The takeover only lasted two weeks. But the action was a powerful source of inspiration and imagination for those who took part in it. Jane Lurie, a filmmaker who participated in and recorded the occupation, captured the women’s chant in her documentary The Fifth Street Women’s Building: “Our hands/Our feet/Our minds/Our bodies/Are tools for change.”
[FIRST PRINTING OF 150]

LIMITED EDITION ARTIST BOOK
DESIGNED BY TASH NIKOL OF GRACE ISSUES PRESS, PRINTED BY SMALL EDITIONS (2024)
On July 12, 1947, the New York Times published an article with the headline “Five Convicts Slain in Break in Georgia.” It opened: “Five Negro convicts were shot to death and eight others were wounded, two critically, in an escape attempt at a state highway work camp today, Warden H. G. Worthy said.” The article continued, relying heavily on the warden’s account of events. The initial account of what happened at Anguilla Prison Camp on July 11, 1947, turned out to be remarkable after all: It was a complete lie.
What actually took place at Anguilla was a massacre and lynching.

Anguilla Prison Massacre is a set of two pamphlet-bound artist books, with enclosure. One pamphlet uses archival research and reproductions to walk the reader through the Anguilla Massacre. It uses archival material to show the incident as first reported; the letter sent by an incarcerated victim to the NAACP; the disbanding of the prison work camp on the GA road systems; the evidence and trial; and ultimately the not guilty verdict. The book offers reproductions of archival information: the letter sent to the NAACP, a 1946 map of Georgia state roads, and the not guilty verdict.

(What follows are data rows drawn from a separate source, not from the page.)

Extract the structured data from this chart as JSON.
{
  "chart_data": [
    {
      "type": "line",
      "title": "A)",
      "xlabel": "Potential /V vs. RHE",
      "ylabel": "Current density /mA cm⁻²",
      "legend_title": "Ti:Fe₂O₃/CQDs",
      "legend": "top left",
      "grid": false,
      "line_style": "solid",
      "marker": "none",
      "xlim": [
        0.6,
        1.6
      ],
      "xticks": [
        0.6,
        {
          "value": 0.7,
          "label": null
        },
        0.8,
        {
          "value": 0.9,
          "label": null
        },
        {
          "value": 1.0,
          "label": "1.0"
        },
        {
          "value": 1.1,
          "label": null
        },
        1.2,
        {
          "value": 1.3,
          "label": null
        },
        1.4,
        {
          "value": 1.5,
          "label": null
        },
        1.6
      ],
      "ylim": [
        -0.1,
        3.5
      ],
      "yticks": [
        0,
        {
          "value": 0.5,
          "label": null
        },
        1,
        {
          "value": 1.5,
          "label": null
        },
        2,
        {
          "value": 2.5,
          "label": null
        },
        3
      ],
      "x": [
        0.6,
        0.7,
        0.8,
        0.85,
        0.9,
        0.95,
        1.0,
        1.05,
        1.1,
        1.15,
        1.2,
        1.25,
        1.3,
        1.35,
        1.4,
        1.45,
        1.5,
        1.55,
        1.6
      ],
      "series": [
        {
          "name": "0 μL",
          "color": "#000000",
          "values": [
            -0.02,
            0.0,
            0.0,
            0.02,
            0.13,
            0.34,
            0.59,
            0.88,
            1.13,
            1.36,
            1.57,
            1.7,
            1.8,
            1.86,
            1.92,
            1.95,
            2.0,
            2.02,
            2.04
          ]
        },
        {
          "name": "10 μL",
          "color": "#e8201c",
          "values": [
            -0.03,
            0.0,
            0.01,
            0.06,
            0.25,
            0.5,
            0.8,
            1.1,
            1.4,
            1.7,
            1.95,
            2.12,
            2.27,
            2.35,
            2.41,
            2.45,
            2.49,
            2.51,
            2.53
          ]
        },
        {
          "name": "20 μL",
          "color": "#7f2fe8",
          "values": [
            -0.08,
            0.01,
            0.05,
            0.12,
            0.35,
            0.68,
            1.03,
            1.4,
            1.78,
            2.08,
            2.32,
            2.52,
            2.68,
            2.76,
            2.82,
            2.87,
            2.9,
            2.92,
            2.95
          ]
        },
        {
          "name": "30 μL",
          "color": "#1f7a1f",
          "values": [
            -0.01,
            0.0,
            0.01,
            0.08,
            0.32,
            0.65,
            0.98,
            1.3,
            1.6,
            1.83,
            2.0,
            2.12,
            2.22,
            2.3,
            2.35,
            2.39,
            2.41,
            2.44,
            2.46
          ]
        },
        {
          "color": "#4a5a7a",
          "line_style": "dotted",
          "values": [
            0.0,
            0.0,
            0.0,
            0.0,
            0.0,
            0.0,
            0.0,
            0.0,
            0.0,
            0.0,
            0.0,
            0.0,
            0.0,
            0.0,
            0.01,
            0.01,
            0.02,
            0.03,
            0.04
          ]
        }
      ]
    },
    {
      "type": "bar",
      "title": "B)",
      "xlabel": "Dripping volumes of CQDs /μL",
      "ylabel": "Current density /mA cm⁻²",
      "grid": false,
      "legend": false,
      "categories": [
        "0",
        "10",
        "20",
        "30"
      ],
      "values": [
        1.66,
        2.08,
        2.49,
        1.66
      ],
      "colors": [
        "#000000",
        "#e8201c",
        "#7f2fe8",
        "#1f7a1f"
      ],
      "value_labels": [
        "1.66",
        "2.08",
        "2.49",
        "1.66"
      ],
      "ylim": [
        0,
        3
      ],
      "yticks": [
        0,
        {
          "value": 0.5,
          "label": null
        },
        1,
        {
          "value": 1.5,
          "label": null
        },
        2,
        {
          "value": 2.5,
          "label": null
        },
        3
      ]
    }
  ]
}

The second component, A Mass Lynching in Georgia: Anguilla 1947, gives the historical background of Georgia that led up to the Anguilla Massacre—Jim Crow laws, disenfranchisement of Black voters, state-sanctioned lynching and violence in and out of the prison. Mariame Kaba writes about her relationship to the material, how she has felt haunted by the massacre, as well as what grew from it—a collaborative project with artist Rachel Willis (and this project). She also connects this history to the current state violence against Black people.